Бизнес как таковой представлял собой агентство по трудоустройству – по крайней мере это была часть бизнеса, общественности известная. Кого и как там трудоустраивали, мы еще поговорим, пока что Зюлькин ждет своего часа, именно он тут главный. Ждет, трясется, аки градом побитый, промокший щенок дворняги.
Итак, герой Вячеслав – человек совершенно, как говорили раньше, никакой, по слогам повторяя для убедительности «ни-ка-кой!», почти неприятный, если же проводить с ним много времени – точно неприятный. В чем же состояла его неприятность? Как и обаяние, в чем-то неуловимом. Как такой большой, физически крупный человек, красивый, яркий самец, мог выглядеть таким жалким? В первые секунды Зюлькин казался мужчиной-памятником, он был огромен, представителен, носил неплохие костюмы (где он их брал, кстати, и на какие деньги?). Как только этот высокий и физически сильный персонаж открывал рот, он сдувался на глазах. За доли секунды. То есть он становился сдувшимся как-то вдруг, сложно было отследить процесс.
За что Кларисса требовала у Зюлькина 11 миллионов и легитимным ли было требование то? За то, что Зюлькину не понравилось, как с ним обошлись в агентстве Клариссы. За то, что он посмел этого не полюбить. Не одобрить посмел.

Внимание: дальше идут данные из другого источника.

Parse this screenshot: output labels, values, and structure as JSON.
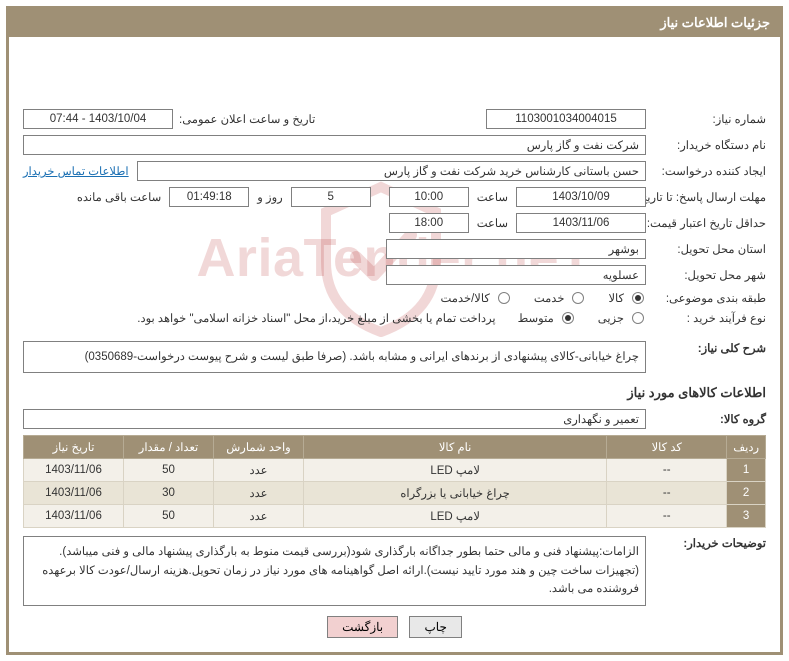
{
  "header_title": "جزئیات اطلاعات نیاز",
  "fields": {
    "need_no_label": "شماره نیاز:",
    "need_no": "1103001034004015",
    "announce_label": "تاریخ و ساعت اعلان عمومی:",
    "announce_value": "1403/10/04 - 07:44",
    "buyer_label": "نام دستگاه خریدار:",
    "buyer_value": "شرکت نفت و گاز پارس",
    "requester_label": "ایجاد کننده درخواست:",
    "requester_value": "حسن باستانی کارشناس خرید شرکت نفت و گاز پارس",
    "contact_link": "اطلاعات تماس خریدار",
    "deadline_label": "مهلت ارسال پاسخ: تا تاریخ:",
    "deadline_date": "1403/10/09",
    "time_label": "ساعت",
    "deadline_time": "10:00",
    "days_remaining": "5",
    "days_and_label": "روز و",
    "time_remaining": "01:49:18",
    "time_remaining_label": "ساعت باقی مانده",
    "validity_label": "حداقل تاریخ اعتبار قیمت: تا تاریخ:",
    "validity_date": "1403/11/06",
    "validity_time": "18:00",
    "province_label": "استان محل تحویل:",
    "province_value": "بوشهر",
    "city_label": "شهر محل تحویل:",
    "city_value": "عسلویه",
    "class_label": "طبقه بندی موضوعی:",
    "class_opt1": "کالا",
    "class_opt2": "خدمت",
    "class_opt3": "کالا/خدمت",
    "process_label": "نوع فرآیند خرید :",
    "process_opt1": "جزیی",
    "process_opt2": "متوسط",
    "process_note": "پرداخت تمام یا بخشی از مبلغ خرید،از محل \"اسناد خزانه اسلامی\" خواهد بود.",
    "general_desc_label": "شرح کلی نیاز:",
    "general_desc_value": "چراغ خیابانی-کالای پیشنهادی از برندهای ایرانی و مشابه باشد. (صرفا طبق لیست و شرح پیوست درخواست-0350689)",
    "items_section_title": "اطلاعات کالاهای مورد نیاز",
    "group_label": "گروه کالا:",
    "group_value": "تعمیر و نگهداری",
    "buyer_notes_label": "توضیحات خریدار:",
    "buyer_notes_value": "الزامات:پیشنهاد فنی و مالی حتما  بطور جداگانه بارگذاری شود(بررسی قیمت منوط به بارگذاری پیشنهاد مالی و فنی میباشد).(تجهیزات ساخت چین و هند مورد تایید نیست).ارائه اصل گواهینامه های مورد نیاز در زمان تحویل.هزینه ارسال/عودت کالا برعهده فروشنده می باشد."
  },
  "table": {
    "columns": [
      "ردیف",
      "کد کالا",
      "نام کالا",
      "واحد شمارش",
      "تعداد / مقدار",
      "تاریخ نیاز"
    ],
    "col_widths": [
      "34px",
      "120px",
      "auto",
      "90px",
      "90px",
      "100px"
    ],
    "rows": [
      [
        "1",
        "--",
        "لامپ LED",
        "عدد",
        "50",
        "1403/11/06"
      ],
      [
        "2",
        "--",
        "چراغ خیابانی یا بزرگراه",
        "عدد",
        "30",
        "1403/11/06"
      ],
      [
        "3",
        "--",
        "لامپ LED",
        "عدد",
        "50",
        "1403/11/06"
      ]
    ]
  },
  "buttons": {
    "print": "چاپ",
    "back": "بازگشت"
  },
  "colors": {
    "primary": "#9f9075",
    "table_even": "#f3f0e9",
    "table_odd": "#e9e4d6",
    "link": "#1a6fb3",
    "back_btn": "#f2d0d0",
    "watermark": "rgba(180,40,40,0.18)"
  },
  "watermark_text": "AriaTender.neT"
}
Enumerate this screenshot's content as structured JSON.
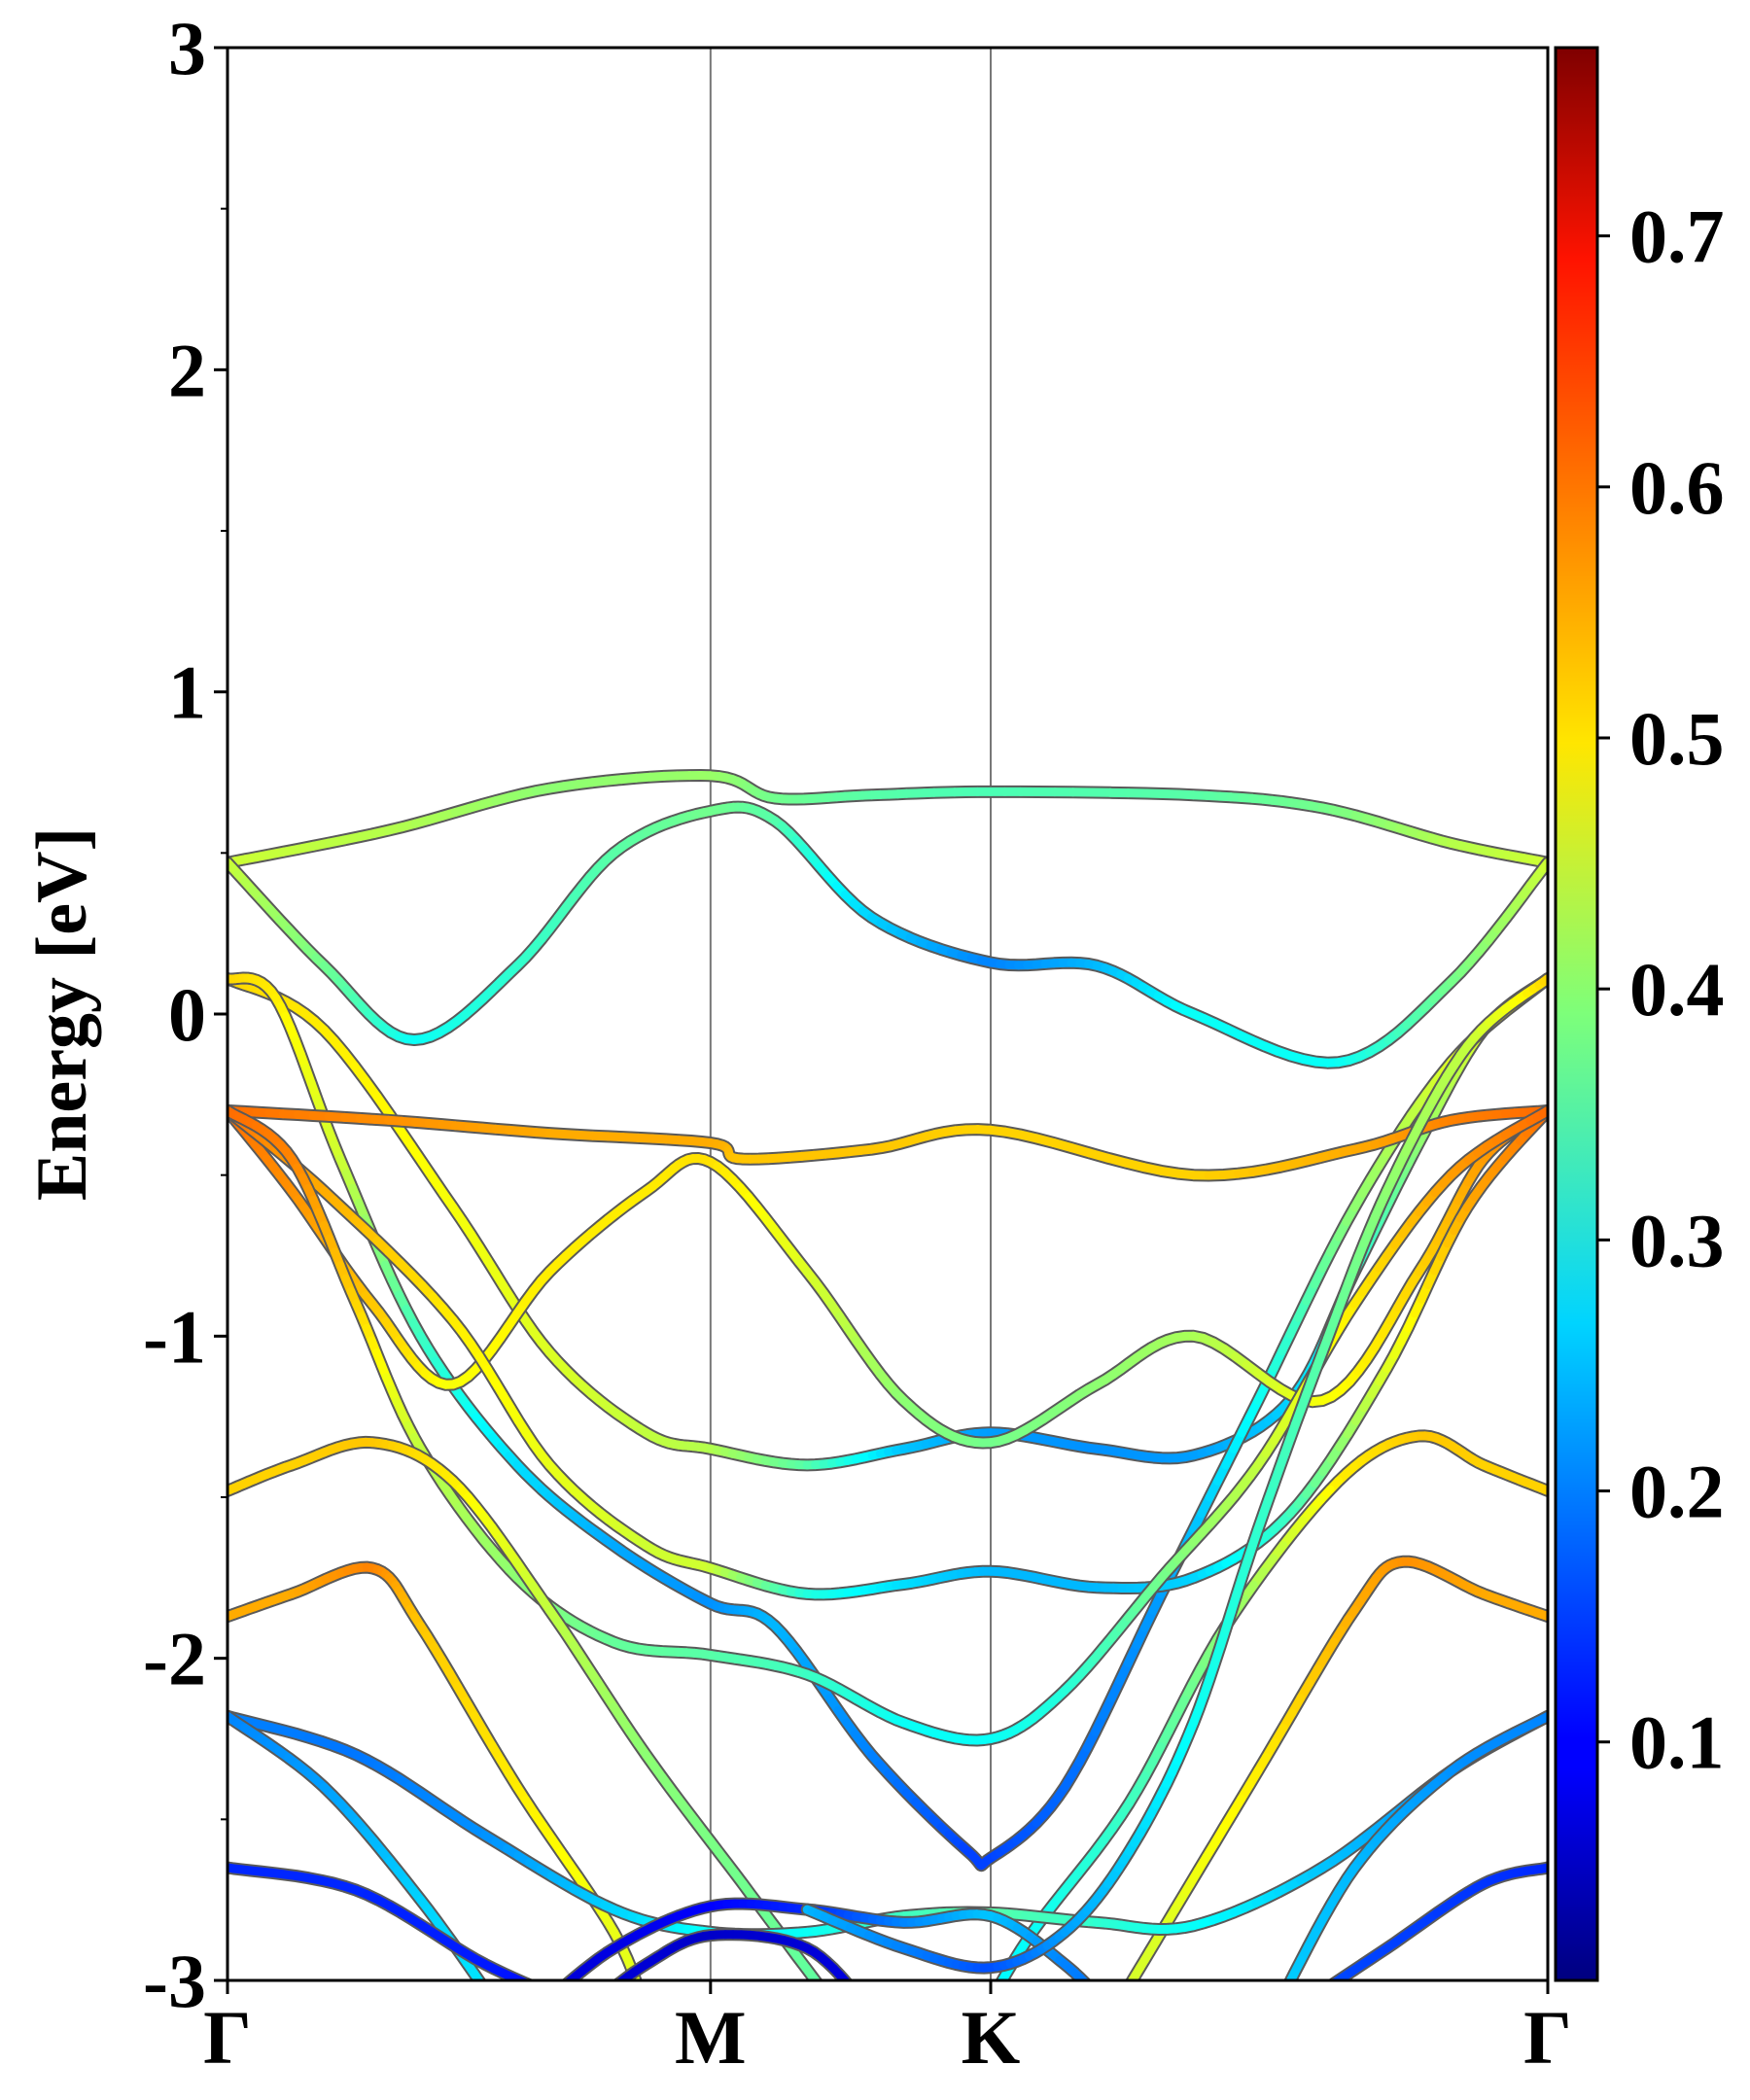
{
  "chart_data": {
    "type": "line",
    "title": "",
    "xlabel": "",
    "ylabel": "Energy [eV]",
    "ylim": [
      -3,
      3
    ],
    "x_ticks": [
      {
        "label": "Γ",
        "k": 0.0
      },
      {
        "label": "M",
        "k": 1.5
      },
      {
        "label": "K",
        "k": 2.37
      },
      {
        "label": "Γ",
        "k": 4.1
      }
    ],
    "y_ticks": [
      -3,
      -2,
      -1,
      0,
      1,
      2,
      3
    ],
    "y_tick_labels": [
      "-3",
      "-2",
      "-1",
      "0",
      "1",
      "2",
      "3"
    ],
    "colorbar": {
      "min": 0.005,
      "max": 0.775,
      "ticks": [
        0.1,
        0.2,
        0.3,
        0.4,
        0.5,
        0.6,
        0.7
      ],
      "tick_labels": [
        "0.1",
        "0.2",
        "0.3",
        "0.4",
        "0.5",
        "0.6",
        "0.7"
      ],
      "colormap": "jet"
    },
    "series": [
      {
        "name": "band-a",
        "points": [
          [
            0.0,
            0.47,
            0.45
          ],
          [
            0.5,
            0.57,
            0.43
          ],
          [
            1.0,
            0.7,
            0.4
          ],
          [
            1.5,
            0.74,
            0.41
          ],
          [
            1.7,
            0.67,
            0.38
          ],
          [
            2.0,
            0.68,
            0.36
          ],
          [
            2.37,
            0.69,
            0.35
          ],
          [
            3.0,
            0.68,
            0.36
          ],
          [
            3.4,
            0.64,
            0.38
          ],
          [
            3.8,
            0.53,
            0.43
          ],
          [
            4.1,
            0.47,
            0.45
          ]
        ]
      },
      {
        "name": "band-b",
        "points": [
          [
            0.0,
            0.47,
            0.45
          ],
          [
            0.3,
            0.15,
            0.38
          ],
          [
            0.58,
            -0.08,
            0.3
          ],
          [
            0.9,
            0.15,
            0.33
          ],
          [
            1.2,
            0.5,
            0.36
          ],
          [
            1.5,
            0.63,
            0.38
          ],
          [
            1.7,
            0.6,
            0.36
          ],
          [
            2.0,
            0.3,
            0.26
          ],
          [
            2.37,
            0.16,
            0.2
          ],
          [
            2.7,
            0.15,
            0.24
          ],
          [
            3.0,
            0.0,
            0.3
          ],
          [
            3.45,
            -0.15,
            0.3
          ],
          [
            3.8,
            0.1,
            0.38
          ],
          [
            4.1,
            0.47,
            0.45
          ]
        ]
      },
      {
        "name": "band-c",
        "points": [
          [
            0.0,
            0.11,
            0.52
          ],
          [
            0.3,
            -0.05,
            0.5
          ],
          [
            0.7,
            -0.6,
            0.48
          ],
          [
            1.0,
            -1.05,
            0.46
          ],
          [
            1.3,
            -1.3,
            0.44
          ],
          [
            1.5,
            -1.35,
            0.43
          ],
          [
            1.8,
            -1.4,
            0.36
          ],
          [
            2.1,
            -1.35,
            0.25
          ],
          [
            2.37,
            -1.3,
            0.22
          ],
          [
            2.7,
            -1.35,
            0.21
          ],
          [
            3.0,
            -1.37,
            0.22
          ],
          [
            3.3,
            -1.2,
            0.26
          ],
          [
            3.5,
            -0.8,
            0.32
          ],
          [
            3.7,
            -0.4,
            0.4
          ],
          [
            3.9,
            -0.05,
            0.46
          ],
          [
            4.1,
            0.11,
            0.52
          ]
        ]
      },
      {
        "name": "band-d",
        "points": [
          [
            0.0,
            0.11,
            0.52
          ],
          [
            0.15,
            0.05,
            0.5
          ],
          [
            0.35,
            -0.45,
            0.45
          ],
          [
            0.6,
            -1.0,
            0.34
          ],
          [
            0.9,
            -1.4,
            0.27
          ],
          [
            1.2,
            -1.65,
            0.23
          ],
          [
            1.5,
            -1.83,
            0.21
          ],
          [
            1.7,
            -1.9,
            0.24
          ],
          [
            2.0,
            -2.3,
            0.2
          ],
          [
            2.3,
            -2.6,
            0.15
          ],
          [
            2.37,
            -2.62,
            0.15
          ],
          [
            2.6,
            -2.4,
            0.18
          ],
          [
            2.9,
            -1.8,
            0.22
          ],
          [
            3.2,
            -1.2,
            0.3
          ],
          [
            3.5,
            -0.6,
            0.4
          ],
          [
            3.8,
            -0.15,
            0.46
          ],
          [
            4.1,
            0.11,
            0.52
          ]
        ]
      },
      {
        "name": "band-e",
        "points": [
          [
            0.0,
            -0.3,
            0.6
          ],
          [
            0.5,
            -0.33,
            0.57
          ],
          [
            1.0,
            -0.37,
            0.55
          ],
          [
            1.5,
            -0.4,
            0.55
          ],
          [
            1.6,
            -0.45,
            0.53
          ],
          [
            2.0,
            -0.42,
            0.53
          ],
          [
            2.37,
            -0.36,
            0.52
          ],
          [
            3.0,
            -0.5,
            0.52
          ],
          [
            3.5,
            -0.42,
            0.55
          ],
          [
            3.8,
            -0.33,
            0.58
          ],
          [
            4.1,
            -0.3,
            0.6
          ]
        ]
      },
      {
        "name": "band-f",
        "points": [
          [
            0.0,
            -0.3,
            0.6
          ],
          [
            0.2,
            -0.55,
            0.57
          ],
          [
            0.45,
            -0.9,
            0.53
          ],
          [
            0.7,
            -1.15,
            0.48
          ],
          [
            1.0,
            -0.8,
            0.5
          ],
          [
            1.3,
            -0.55,
            0.5
          ],
          [
            1.5,
            -0.46,
            0.51
          ],
          [
            1.8,
            -0.8,
            0.46
          ],
          [
            2.1,
            -1.2,
            0.4
          ],
          [
            2.37,
            -1.33,
            0.38
          ],
          [
            2.7,
            -1.15,
            0.4
          ],
          [
            3.0,
            -1.0,
            0.42
          ],
          [
            3.4,
            -1.2,
            0.48
          ],
          [
            3.7,
            -0.8,
            0.52
          ],
          [
            3.9,
            -0.45,
            0.56
          ],
          [
            4.1,
            -0.3,
            0.6
          ]
        ]
      },
      {
        "name": "band-g",
        "points": [
          [
            0.0,
            -0.3,
            0.6
          ],
          [
            0.3,
            -0.55,
            0.55
          ],
          [
            0.7,
            -0.95,
            0.5
          ],
          [
            1.0,
            -1.4,
            0.47
          ],
          [
            1.3,
            -1.65,
            0.45
          ],
          [
            1.5,
            -1.72,
            0.45
          ],
          [
            1.8,
            -1.8,
            0.32
          ],
          [
            2.1,
            -1.77,
            0.27
          ],
          [
            2.37,
            -1.73,
            0.24
          ],
          [
            2.7,
            -1.78,
            0.24
          ],
          [
            3.0,
            -1.75,
            0.26
          ],
          [
            3.3,
            -1.55,
            0.34
          ],
          [
            3.6,
            -1.1,
            0.46
          ],
          [
            3.85,
            -0.6,
            0.55
          ],
          [
            4.1,
            -0.3,
            0.6
          ]
        ]
      },
      {
        "name": "band-h",
        "points": [
          [
            0.0,
            -0.3,
            0.6
          ],
          [
            0.2,
            -0.45,
            0.58
          ],
          [
            0.4,
            -0.9,
            0.52
          ],
          [
            0.6,
            -1.35,
            0.44
          ],
          [
            0.9,
            -1.75,
            0.4
          ],
          [
            1.2,
            -1.95,
            0.37
          ],
          [
            1.5,
            -1.99,
            0.36
          ],
          [
            1.8,
            -2.05,
            0.34
          ],
          [
            2.1,
            -2.2,
            0.3
          ],
          [
            2.37,
            -2.25,
            0.3
          ],
          [
            2.6,
            -2.1,
            0.32
          ],
          [
            2.9,
            -1.75,
            0.38
          ],
          [
            3.2,
            -1.4,
            0.44
          ],
          [
            3.5,
            -0.9,
            0.5
          ],
          [
            3.8,
            -0.5,
            0.56
          ],
          [
            4.1,
            -0.3,
            0.6
          ]
        ]
      },
      {
        "name": "band-i",
        "points": [
          [
            0.0,
            -1.48,
            0.52
          ],
          [
            0.2,
            -1.4,
            0.52
          ],
          [
            0.45,
            -1.33,
            0.53
          ],
          [
            0.7,
            -1.45,
            0.5
          ],
          [
            1.0,
            -1.85,
            0.44
          ],
          [
            1.3,
            -2.3,
            0.4
          ],
          [
            1.6,
            -2.7,
            0.38
          ],
          [
            1.9,
            -3.1,
            0.36
          ]
        ]
      },
      {
        "name": "band-j",
        "points": [
          [
            0.0,
            -1.87,
            0.55
          ],
          [
            0.2,
            -1.8,
            0.55
          ],
          [
            0.45,
            -1.72,
            0.58
          ],
          [
            0.6,
            -1.9,
            0.53
          ],
          [
            0.9,
            -2.4,
            0.5
          ],
          [
            1.2,
            -2.85,
            0.47
          ],
          [
            1.3,
            -3.1,
            0.46
          ]
        ]
      },
      {
        "name": "band-k",
        "points": [
          [
            4.1,
            -1.48,
            0.52
          ],
          [
            3.9,
            -1.4,
            0.52
          ],
          [
            3.7,
            -1.31,
            0.53
          ],
          [
            3.45,
            -1.45,
            0.5
          ],
          [
            3.1,
            -1.9,
            0.4
          ],
          [
            2.8,
            -2.45,
            0.34
          ],
          [
            2.5,
            -2.85,
            0.3
          ],
          [
            2.35,
            -3.1,
            0.28
          ]
        ]
      },
      {
        "name": "band-l",
        "points": [
          [
            4.1,
            -1.87,
            0.55
          ],
          [
            3.9,
            -1.8,
            0.55
          ],
          [
            3.65,
            -1.7,
            0.57
          ],
          [
            3.5,
            -1.85,
            0.55
          ],
          [
            3.2,
            -2.35,
            0.5
          ],
          [
            2.9,
            -2.85,
            0.46
          ],
          [
            2.75,
            -3.1,
            0.45
          ]
        ]
      },
      {
        "name": "band-m",
        "points": [
          [
            0.0,
            -2.18,
            0.2
          ],
          [
            0.4,
            -2.3,
            0.19
          ],
          [
            0.8,
            -2.55,
            0.21
          ],
          [
            1.2,
            -2.78,
            0.26
          ],
          [
            1.5,
            -2.85,
            0.3
          ],
          [
            1.8,
            -2.85,
            0.3
          ],
          [
            2.1,
            -2.8,
            0.34
          ],
          [
            2.37,
            -2.79,
            0.36
          ],
          [
            2.7,
            -2.82,
            0.33
          ],
          [
            3.0,
            -2.83,
            0.3
          ],
          [
            3.4,
            -2.65,
            0.25
          ],
          [
            3.8,
            -2.35,
            0.21
          ],
          [
            4.1,
            -2.18,
            0.2
          ]
        ]
      },
      {
        "name": "band-n",
        "points": [
          [
            0.0,
            -2.18,
            0.2
          ],
          [
            0.3,
            -2.4,
            0.22
          ],
          [
            0.6,
            -2.75,
            0.26
          ],
          [
            0.85,
            -3.1,
            0.28
          ]
        ]
      },
      {
        "name": "band-o",
        "points": [
          [
            4.1,
            -2.18,
            0.2
          ],
          [
            3.8,
            -2.35,
            0.21
          ],
          [
            3.5,
            -2.65,
            0.24
          ],
          [
            3.25,
            -3.1,
            0.26
          ]
        ]
      },
      {
        "name": "band-p",
        "points": [
          [
            0.0,
            -2.65,
            0.13
          ],
          [
            0.4,
            -2.72,
            0.13
          ],
          [
            0.8,
            -2.95,
            0.12
          ],
          [
            1.1,
            -3.08,
            0.1
          ]
        ]
      },
      {
        "name": "band-q",
        "points": [
          [
            0.95,
            -3.1,
            0.06
          ],
          [
            1.2,
            -2.9,
            0.08
          ],
          [
            1.5,
            -2.77,
            0.1
          ],
          [
            1.8,
            -2.78,
            0.13
          ],
          [
            2.1,
            -2.82,
            0.2
          ],
          [
            2.37,
            -2.8,
            0.25
          ],
          [
            2.6,
            -2.95,
            0.2
          ],
          [
            2.75,
            -3.1,
            0.18
          ]
        ]
      },
      {
        "name": "band-r",
        "points": [
          [
            1.1,
            -3.1,
            0.06
          ],
          [
            1.3,
            -2.95,
            0.07
          ],
          [
            1.5,
            -2.86,
            0.06
          ],
          [
            1.8,
            -2.9,
            0.07
          ],
          [
            2.0,
            -3.1,
            0.08
          ]
        ]
      },
      {
        "name": "band-s",
        "points": [
          [
            1.8,
            -2.78,
            0.24
          ],
          [
            2.1,
            -2.9,
            0.2
          ],
          [
            2.37,
            -2.96,
            0.16
          ],
          [
            2.6,
            -2.85,
            0.22
          ],
          [
            2.8,
            -2.6,
            0.26
          ],
          [
            3.0,
            -2.2,
            0.3
          ],
          [
            3.2,
            -1.6,
            0.33
          ],
          [
            3.4,
            -1.05,
            0.36
          ],
          [
            3.6,
            -0.55,
            0.4
          ],
          [
            3.85,
            -0.1,
            0.44
          ],
          [
            4.1,
            0.11,
            0.52
          ]
        ]
      },
      {
        "name": "band-t",
        "points": [
          [
            3.3,
            -3.1,
            0.16
          ],
          [
            3.6,
            -2.9,
            0.15
          ],
          [
            3.9,
            -2.7,
            0.14
          ],
          [
            4.1,
            -2.65,
            0.13
          ]
        ]
      }
    ]
  }
}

К Клариссе шел нескончаемый поток, чернильная масса, «поле благотворительной деятельности», как сама она называла своих клиентов. Тысячи и тысячи двадцатилетних, сорокалетних, с плохим английским, вообще без английского, из Средней Азии, из России, с Украины, из Мексики и Уругвая, с документами и без документов, хотели получить какую-нибудь работу. Они шли нянчить детей, мыть полы, крутить баранку, сидеть на телефонах, в приемных, в медицинских офисах и колл-центрах, согнувшись стоять на стройках, за прилавками магазинов, таскать ящики в продуктовых лавочках Брайтона, ухаживать за стариками с деменцией и альцгеймером. Им нужно было выживать. А у Клариссы была репутация, потому что было много рекламы, и в самой главной газете «Русская реклама» реклама тоже была, а это уже кое-что, и они готовы были ехать в Манхэттен, тем более что это ведь интересно – съездить в Манхэттен, посмотреть на настоящий Нью-Йорк.
В Манхэттене они находили здание, указанное в рекламе, поднимались в лифте на 14й этаж и робко стучали в белую пластиковую дверь. Их приглашали зайти, присесть, подождать. Затем их принимала Кларисса, вежливая, в белом костюме. Иногда во время приема она присаживалась на стол, и въедливый, внимательный клиент, коих было, прямо скажем, мало, видел, как ее запакованная в белый хлопок задница сплющивала чью-нибудь свежезаполненную анкету, где были традиционные вопросы – фамилия, имя, номер социального страхования. Последнее – номер – часто было камнем преткновения, его отсутствие означало нелегальный статус и невозможность официального трудоустройства как такового.